Sleep plays an important role in your mental and physical health. While you are sleeping, your brain is working hard, forming the pathways for learning, and creating memories and thoughts. Without enough sleep or good quality of sleep, you have low concentration, focus and energy, and mood problems (just to name a few). Chronic lack of sleep can increase your risk of cardiovascular disease, infections, obesity, diabetes, and depression.
For most people today, sleep is a luxury. Everything is so fast-paced that 24 hours in a day sometimes feels too short to get all your tasks and activities completed, so you skip sleep, which only makes you feel worse and more stressed. Research suggests that adults need 7-9 hours of sleep each night to be well rested and have a body functioning at its best.
4 Common Signs That You Need More Sleep:
1. You are gaining weight
Lack of sleep can lead to an increased appetite (not the best food choices either). In addition, lack of sleep messes up your hormonal balance, making your body more likely to store any excess energy consumed as fatty tissue.
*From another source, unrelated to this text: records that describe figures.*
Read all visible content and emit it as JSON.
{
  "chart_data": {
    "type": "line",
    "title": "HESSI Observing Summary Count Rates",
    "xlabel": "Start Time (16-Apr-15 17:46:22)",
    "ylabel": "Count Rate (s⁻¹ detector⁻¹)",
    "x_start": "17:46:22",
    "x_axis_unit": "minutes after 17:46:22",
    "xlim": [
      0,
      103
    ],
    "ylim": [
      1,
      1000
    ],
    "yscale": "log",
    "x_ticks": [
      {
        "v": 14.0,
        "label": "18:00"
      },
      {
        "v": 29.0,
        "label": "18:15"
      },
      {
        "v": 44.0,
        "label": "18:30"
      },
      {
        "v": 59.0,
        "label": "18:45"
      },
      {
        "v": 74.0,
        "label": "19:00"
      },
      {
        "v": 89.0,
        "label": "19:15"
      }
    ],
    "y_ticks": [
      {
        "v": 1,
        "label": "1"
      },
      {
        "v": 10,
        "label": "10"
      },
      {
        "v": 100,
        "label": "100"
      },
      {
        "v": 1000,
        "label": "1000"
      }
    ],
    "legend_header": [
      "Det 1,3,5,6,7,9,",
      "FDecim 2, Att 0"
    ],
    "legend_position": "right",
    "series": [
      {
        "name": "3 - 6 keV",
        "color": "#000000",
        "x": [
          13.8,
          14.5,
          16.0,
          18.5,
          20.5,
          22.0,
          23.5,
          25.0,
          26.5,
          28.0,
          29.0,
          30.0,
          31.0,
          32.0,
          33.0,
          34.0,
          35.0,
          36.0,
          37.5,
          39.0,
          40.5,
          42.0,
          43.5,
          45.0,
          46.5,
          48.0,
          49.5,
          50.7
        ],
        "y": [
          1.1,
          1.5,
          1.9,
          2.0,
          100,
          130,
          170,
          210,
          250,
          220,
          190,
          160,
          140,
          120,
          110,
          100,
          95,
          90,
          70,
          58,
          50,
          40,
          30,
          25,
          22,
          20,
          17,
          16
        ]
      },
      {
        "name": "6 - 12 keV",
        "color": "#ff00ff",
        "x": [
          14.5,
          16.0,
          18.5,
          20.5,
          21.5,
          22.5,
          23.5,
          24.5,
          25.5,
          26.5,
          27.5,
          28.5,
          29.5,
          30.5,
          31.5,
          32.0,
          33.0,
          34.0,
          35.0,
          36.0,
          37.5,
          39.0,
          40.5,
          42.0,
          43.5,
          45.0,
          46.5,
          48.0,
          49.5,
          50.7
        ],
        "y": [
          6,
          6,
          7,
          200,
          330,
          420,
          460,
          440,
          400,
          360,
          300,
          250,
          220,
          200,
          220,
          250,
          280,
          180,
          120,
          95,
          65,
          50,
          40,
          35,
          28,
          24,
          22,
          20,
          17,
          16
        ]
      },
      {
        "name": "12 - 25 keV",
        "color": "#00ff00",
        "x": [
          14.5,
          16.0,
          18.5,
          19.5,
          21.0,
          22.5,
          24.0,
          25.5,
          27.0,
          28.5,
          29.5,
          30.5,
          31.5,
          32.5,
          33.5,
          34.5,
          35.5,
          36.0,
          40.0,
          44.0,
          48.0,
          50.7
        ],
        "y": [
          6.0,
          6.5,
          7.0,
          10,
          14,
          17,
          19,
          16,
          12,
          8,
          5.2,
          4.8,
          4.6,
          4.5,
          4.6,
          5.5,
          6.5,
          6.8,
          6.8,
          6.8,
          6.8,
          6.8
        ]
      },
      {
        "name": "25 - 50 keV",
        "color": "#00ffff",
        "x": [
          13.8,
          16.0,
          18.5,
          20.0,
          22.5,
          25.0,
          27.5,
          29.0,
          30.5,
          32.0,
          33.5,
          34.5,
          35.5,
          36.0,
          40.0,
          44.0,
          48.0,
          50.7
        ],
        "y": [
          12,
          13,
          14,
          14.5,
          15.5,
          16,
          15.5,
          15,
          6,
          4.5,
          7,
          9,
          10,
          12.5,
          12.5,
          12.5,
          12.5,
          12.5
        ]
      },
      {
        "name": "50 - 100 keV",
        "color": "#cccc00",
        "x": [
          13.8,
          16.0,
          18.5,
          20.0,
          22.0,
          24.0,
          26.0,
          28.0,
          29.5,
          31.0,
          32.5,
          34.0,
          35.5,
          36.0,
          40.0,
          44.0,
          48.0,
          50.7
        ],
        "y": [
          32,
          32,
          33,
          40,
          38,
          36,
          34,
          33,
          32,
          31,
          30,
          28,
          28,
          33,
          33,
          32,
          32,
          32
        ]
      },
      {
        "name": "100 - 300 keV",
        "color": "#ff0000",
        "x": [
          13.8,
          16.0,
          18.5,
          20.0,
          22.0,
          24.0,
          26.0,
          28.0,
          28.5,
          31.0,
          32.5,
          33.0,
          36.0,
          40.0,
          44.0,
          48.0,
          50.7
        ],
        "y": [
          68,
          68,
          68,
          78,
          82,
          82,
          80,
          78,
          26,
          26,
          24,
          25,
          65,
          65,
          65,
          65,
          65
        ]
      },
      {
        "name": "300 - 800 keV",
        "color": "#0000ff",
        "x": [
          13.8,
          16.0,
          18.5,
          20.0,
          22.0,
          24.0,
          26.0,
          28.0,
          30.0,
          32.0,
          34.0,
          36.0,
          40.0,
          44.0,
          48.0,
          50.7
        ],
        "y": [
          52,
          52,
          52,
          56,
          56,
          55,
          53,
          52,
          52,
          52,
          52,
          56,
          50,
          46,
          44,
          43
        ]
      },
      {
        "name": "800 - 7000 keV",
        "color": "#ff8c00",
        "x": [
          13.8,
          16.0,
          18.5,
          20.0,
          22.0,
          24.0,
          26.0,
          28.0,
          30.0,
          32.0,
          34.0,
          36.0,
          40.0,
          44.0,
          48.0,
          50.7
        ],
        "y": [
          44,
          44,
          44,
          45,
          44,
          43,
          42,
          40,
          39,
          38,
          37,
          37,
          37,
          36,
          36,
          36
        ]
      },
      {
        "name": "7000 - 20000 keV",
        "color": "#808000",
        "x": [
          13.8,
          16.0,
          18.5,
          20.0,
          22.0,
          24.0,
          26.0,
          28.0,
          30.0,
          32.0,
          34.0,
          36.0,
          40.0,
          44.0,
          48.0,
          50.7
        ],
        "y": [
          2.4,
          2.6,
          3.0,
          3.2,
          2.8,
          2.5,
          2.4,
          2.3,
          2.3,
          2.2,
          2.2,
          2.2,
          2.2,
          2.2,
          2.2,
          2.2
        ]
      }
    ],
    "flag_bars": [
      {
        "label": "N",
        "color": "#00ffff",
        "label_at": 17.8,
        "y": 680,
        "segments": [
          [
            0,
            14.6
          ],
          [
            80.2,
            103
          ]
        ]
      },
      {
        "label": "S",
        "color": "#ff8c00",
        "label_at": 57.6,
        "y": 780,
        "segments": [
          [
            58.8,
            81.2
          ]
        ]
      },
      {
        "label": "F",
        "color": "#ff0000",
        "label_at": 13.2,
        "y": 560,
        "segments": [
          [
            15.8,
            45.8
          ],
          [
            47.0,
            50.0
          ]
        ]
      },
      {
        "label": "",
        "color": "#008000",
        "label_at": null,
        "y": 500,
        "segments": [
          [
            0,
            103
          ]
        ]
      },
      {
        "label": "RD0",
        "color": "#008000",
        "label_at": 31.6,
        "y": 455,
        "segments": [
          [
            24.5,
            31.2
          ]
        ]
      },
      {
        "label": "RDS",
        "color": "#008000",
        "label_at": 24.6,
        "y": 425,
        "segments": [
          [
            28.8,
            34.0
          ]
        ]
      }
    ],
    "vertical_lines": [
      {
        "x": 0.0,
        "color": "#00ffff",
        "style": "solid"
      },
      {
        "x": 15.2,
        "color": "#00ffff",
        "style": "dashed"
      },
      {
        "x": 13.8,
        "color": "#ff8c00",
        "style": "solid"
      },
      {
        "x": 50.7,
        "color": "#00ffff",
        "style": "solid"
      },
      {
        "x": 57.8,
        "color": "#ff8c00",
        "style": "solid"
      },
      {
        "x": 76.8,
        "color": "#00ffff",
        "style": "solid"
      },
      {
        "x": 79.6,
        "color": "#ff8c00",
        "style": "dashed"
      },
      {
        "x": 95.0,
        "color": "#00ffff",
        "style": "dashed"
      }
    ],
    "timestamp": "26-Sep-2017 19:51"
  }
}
2. You are craving fatty and sugary foods
Being sleep-deprived leads to an increased production of cortisol, leading to the same physiological reaction – increased cravings for processed and fatty food. Lack of sleep also affects your decision-making skills as well as your ability to pick healthy food options.
3. It’s harder to focus
Sleep allows your brain to dispose of unnecessary waste of neural activity allowing it to function faster when you’re awake. Your memory and concentration does not function properly when you are sleep deprived.
4. You are moody
Ever heard of waking up on the wrong side of the bed? They’re often days when you had very little sleep. Eating sweets because you are sleep deprived can also contribute to an increase in your negative mood. Your body is under a lot of stress when you don’t allow your brain and body to regenerate during sleep. Feelings of stress, anger, sadness, and mental exhaustion can occur when you sleep less than 7 hours per night.
6 Natural Sleep Aids:
1. Food is medicine
Eating a heavy meal just before bed can cause you to have a poor night of sleep. Tryptophan and serotonin foods such as honey, whole grain gluten-free oats, brown rice, quinoa, turkey, nuts and seeds, may promote restorative sleep.
2. Calcium and Magnesium
Calcium levels are at their highest during our REM sleep. If you never get to the REM sleep phase or it’s limited, it could be related to a calcium deficiency. Calcium is important because it helps the brain create melatonin (natural sleep aid). Foods high in calcium are dark leafy greens (kale, broccoli, bok choy, okra), almonds, non-dairy milks (fortified), yogurt, and sardines (with bones). If you have trouble sleeping, it could be related to a magnesium deficiency. Higher levels of magnesium can help induce a deeper sleep and more consistent sleep since it is a calming nutrient, and when taken with calcium it increases better absorption together. Foods high in magnesium are spinach, swiss chard, pumpkin seeds, cacao, bananas, black beans, figs, and avocados. Taking a supplement with both calcium and magnesium is also beneficial.
3. Essential oils
Prescription medications for sleeping can cause awful side effects, making you feel not like yourself. Essential oils can help ease nerves, stress, anxiety, and promote sleeping. Bergamot, lavender, sandalwood, frankincense, and mandarin essential oils can create a sleep-inducing blend.
4. Valerian Root
Valerian is a plant with roots that contain many healing properties. It helps increase GABA, which helps calm the nerves in the brain and promotes a calming and sedative effect. There is valerian root and chamomile tea, and valerian root in capsule form.
5. St. John’s Wort
Depression and lack of sleep relate to one another. Insomnia and sleeping problems are common among those who are depressed. Chemicals, hyperforin and adhyperforin, are found in St. John’s wort, which act as little messengers in the brain that drive mood and work as power antidepressants. Using St. John’s Wort can help treat your depression and increase restful sleep.
6. Bedroom Atmosphere & No Technology
Don’t watch TV, work on the computer, or be on the cell phone while you are in your bed. The bright screen can lead to alertness. Also, keep your bedroom as a calming and sleeping sanctuary, with no electronics and only books, cold (temperature 60-69*F) and dark, and essential oils, which will promote calmness and sleepiness. The cold will help decrease your core body temperature and promote sleepiness.
Sleep is one of the most important factors of success and leading a healthy life.
Be sure to make sleep a top priority in your life.